Nos deux « héros », ainsi, n’ont ce titre que par défaut. Le Fondeur et le jeune Evariste sont en effet des personnages passablement ridicules, et ce qui séduit le lecteur dans leur périple aventureux, c’est finalement, bien plus que les dangers bien réels qu’ils ont a affronter au cœur de la forêt, leur regard candide sur le monde étrange qu’ils parcourent, leur interprétation mystique et délirante de l’ancienne société, notre société.

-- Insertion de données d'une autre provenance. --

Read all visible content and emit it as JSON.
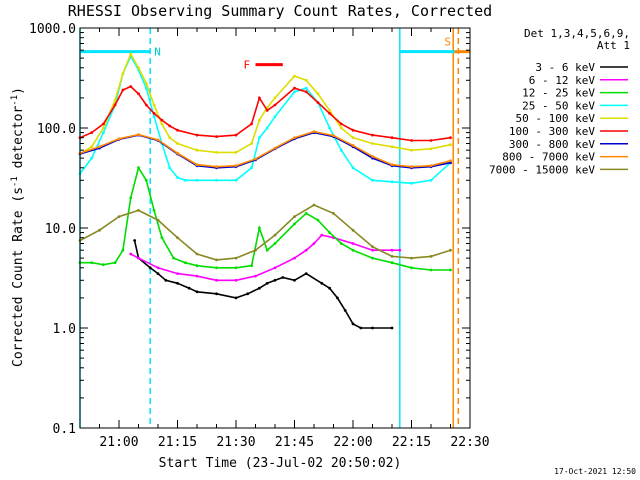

Tout devient prétexte à allégorie, tout a une signification, aux yeux des deux mystiques rivalisant d’arrogance… et bien souvent de bêtise. Ils recréent sans cesse notre monde dans un délire interprétatif autorisant bon nombre de pages tout simplement hilarantes, ainsi avec la fabuleuse cosmogonie créée de toutes pièces par le jeune Evariste désireux de s’émanciper de son maître : à ses yeux, les innombrables stations-services disséminées tout au long de l’A 10 deviennent ainsi des temples, des autels, où les sages d’antan se livraient au culte des dieux Antar, Total, Shell et Esso, suivant leur propre route mystique vers l’Esper, union du Super et de l’Essence. Des pages mémorables, à mourir de rire, et tout sauf gratuites.
 
L’aventure est néanmoins présente, et Christian Charrière use à merveille de sa brillante imagination pour mitonner d’excellentes scènes d’action (quand bien même il tend parfois, pour maintenir le suspense, à employer quelques gimmicks passablement artificiels… avec le sourire). La forêt d’Iscambe est riche en rencontres étranges, en créatures végétales déconcertantes, en insectes géants. Le jeune et courageux It’van se retrouvera ainsi bien malgré lui impliqué dans la guerre terrible opposant le royaume des termites à celui des fourmis, ce qui autorisera quelques batailles épiques, sans que l’atmosphère du roman ne s’en retrouve totalement chamboulée : c’est là encore l’humour qui domine (difficile de garder son sang-froid, par exemple, devant les difficultés conjugales du couple royal des termites…).
 
Le tout servi par une langue inventive et drôle, poétique, finement ciselée. On concèdera bien quelques défauts par-ci par-là : quelques longueurs de temps à autre, notamment ; il ressort à l’occasion du roman une tonalité un peu réac qui peut légèrement agacer (rien d’insurmontable, ceci dit) ; on regrettera, enfin, une conclusion un peu précipitée, pour ne pas dire en queue de poisson.
 
Pas grand chose, finalement, et rien de rédhibitoire, en tout cas. Et le constat s’impose : que l’on préfère y voir de la fantasy, de la science-fiction post-apocalyptique ou ce que l’on voudra, La forêt d’Iscambe est avant tout un beau, un grand roman, unique en son genre, injustement méconnu, et à redécouvrir de toute urgence.

CITRIQ

Commenter cet article

efelle 02/02/2008 20:29

Pas tant que ça si je veux éviter l'explosion, plutôt l'effondrement de ma pile à lire...

Nébal 02/02/2008 16:15

Ca laisse de la marge ! ^^

efelle 02/02/2008 15:55

Va falloir que je lises celui ci d'ici la fin de l'année !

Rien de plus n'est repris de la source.